There's been a vast array of ethical failures, unchecked conflicts of interest and a lack of regulation in the consulting and auditing sector. The scandals have been frequent and global in nature, and yet what have we seen in response from this Labor government? There's review after review, no urgency and not enough meaningful action. I'm hearing from whistleblowers and witnesses who gave evidence to our inquiries in good faith that they're incredibly disappointed at Labor's quiet retreat from what is really needed here. There's no clear commitment to end the practice that allowed this situation to arise in the first place. The recommendations were tripartisan. If the government genuinely wanted to clean up the consultancy sector, it would support its own Labor senators' recommendations. Instead, their response has failed to meet the moment. It's one thing to have shared outrage. It's another to ensure that the tax leak scandals never happen again.

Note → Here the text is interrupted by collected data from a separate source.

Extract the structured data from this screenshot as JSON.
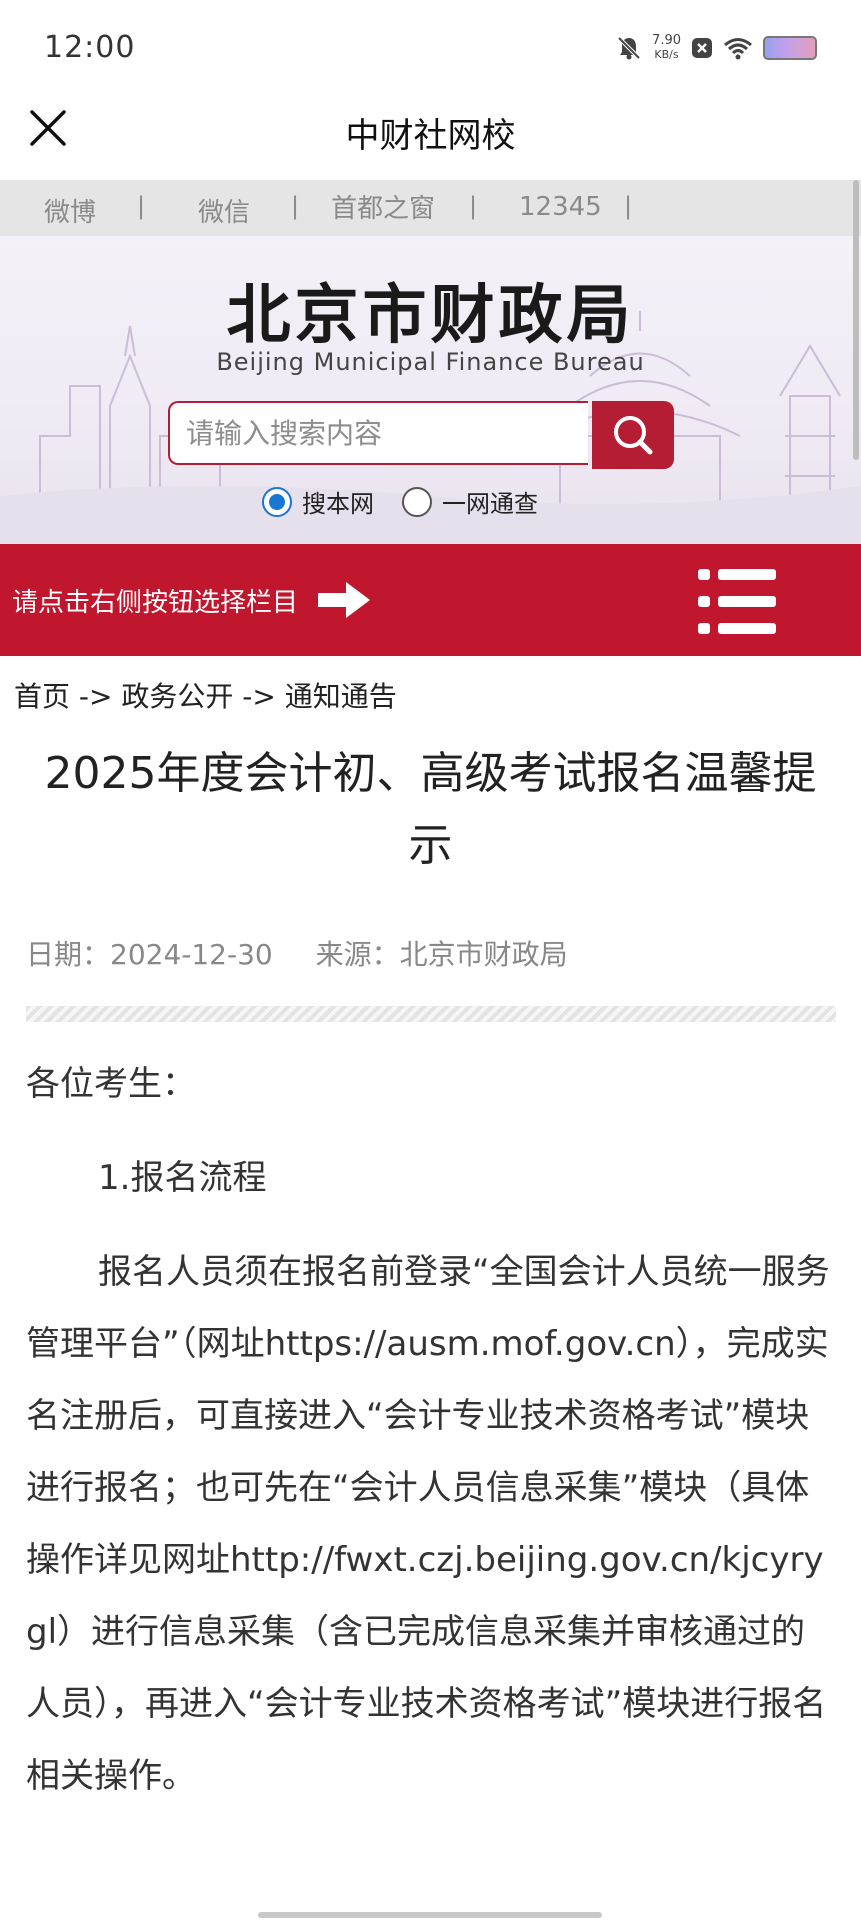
{
  "status": {
    "time": "12:00",
    "net_speed_value": "7.90",
    "net_speed_unit": "KB/s"
  },
  "app": {
    "title": "中财社网校"
  },
  "top_links": [
    "微博",
    "微信",
    "首都之窗",
    "12345"
  ],
  "banner": {
    "title": "北京市财政局",
    "subtitle": "Beijing Municipal Finance Bureau",
    "search_placeholder": "请输入搜索内容",
    "radio_options": [
      {
        "label": "搜本网",
        "checked": true
      },
      {
        "label": "一网通查",
        "checked": false
      }
    ]
  },
  "nav": {
    "hint": "请点击右侧按钮选择栏目"
  },
  "breadcrumb": "首页 -> 政务公开 -> 通知通告",
  "article": {
    "title": "2025年度会计初、高级考试报名温馨提示",
    "date_label": "日期：2024-12-30",
    "source_label": "来源：北京市财政局",
    "salutation": "各位考生：",
    "section1": "1.报名流程",
    "paragraph1": "报名人员须在报名前登录“全国会计人员统一服务管理平台”（网址https://ausm.mof.gov.cn），完成实名注册后，可直接进入“会计专业技术资格考试”模块进行报名；也可先在“会计人员信息采集”模块（具体操作详见网址http://fwxt.czj.beijing.gov.cn/kjcyrygl）进行信息采集（含已完成信息采集并审核通过的人员），再进入“会计专业技术资格考试”模块进行报名相关操作。"
  },
  "colors": {
    "accent_red": "#c0172f",
    "radio_blue": "#1976d2"
  }
}
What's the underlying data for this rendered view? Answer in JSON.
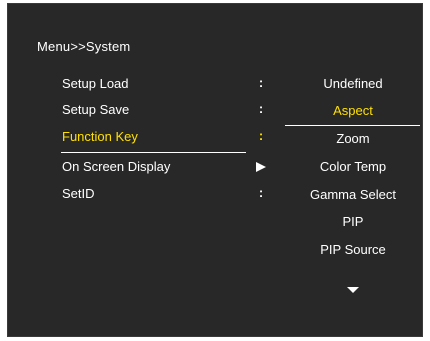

We have the evidence of the consultancy sector ripping off the public and taxpayers and we have clear recommendations. So when will this government act? The government noted all 40 recommendations in the second report. They noted them. There has been no action in structural reform of the kind that is clearly recommended, laid out in these reports; no action on stopping the revolving door; no action on holding PwC or Luke Sayers truly accountable; no action on conflict of interest or banning political donations from contractors; no independent regulator of the consulting sector—and the list goes on.

Six months ago, I stood in this chamber and expressed my outrage at the government's decision to allow PwC to rebid for government contracts. It was a decision that Senator Colbeck, Senator O'Neill and I strongly opposed. We wrote a joint letter arguing that we saw no meaningful justification for giving PwC the green light while significant investigations remained ongoing. Regardless, they were let back into contracting to the public sector. What a shame. What a shocking failure of governance by the Labor government. This was gutless. It was a gutless decision, so far from the standard that Australians face in their own workplaces and community for their own behaviour.

The government's refusal to clean up the unethical practices rife across the consulting sector is the reason why I introduced a bill to this parliament to ban unethical contractors. It's not enough to have a code of conduct. There have to be consequences. As any parent of a small child knows, there must be logical consequences for behaviour. Unless there are, kids repeat it. People with bad ethics in the consulting sector certainly do. We have to close the legal loopholes that allow government contractors who behave unethically to get away with it. They are laughing all the way back into public consulting and all the way to the bank.

The government response reiterates that the government is aiming to 'reduce the government's reliance on contractors and consultants and rebuild capability within the APS'. This is coming from a government that spent more on consulting firms than the Morrison government. The recent biannual consultant spending data shows that, in the last six months of last year, the government had committed to spending over $600 million in contracts worth $2 million or more. Is this the behaviour of a government that is truly reducing its reliance on outsourcing?

The Greens will continue to push for real reform. We want to see real reform, real transparency, real accountability. We will not accept a system where public policy is shaped behind closed doors by those with the deepest pockets and the best access. Australians deserve a government that works for them, not one that looks the other way when the warning signs are flashing red. What are you for, Labor? Not just for the scandal—you must be there for the action. When confronted with two of the most damning inquiries into consultant influence ever conducted by this parliament and probably internationally, the government has chosen inaction dressed up as responsibility. We need a government willing to legislate real safeguards, not tinker with voluntary guidelines and endless reviews—not gestures.

The Greens have been clear about what meaningful reform looks like: having cooling-off periods to stop the revolving door; banning firms who make dirty political donations; having an independent regulator in the consulting sector; and rebuilding a strong, independent, well-resourced public sector. Instead, these government responses send a message to consulting firms that business will continue as usual, even when the status quo has failed. Well, meaningful reform would have upset powerful interests! And that's what we must do if we're going to see the real change that these reviews ask for.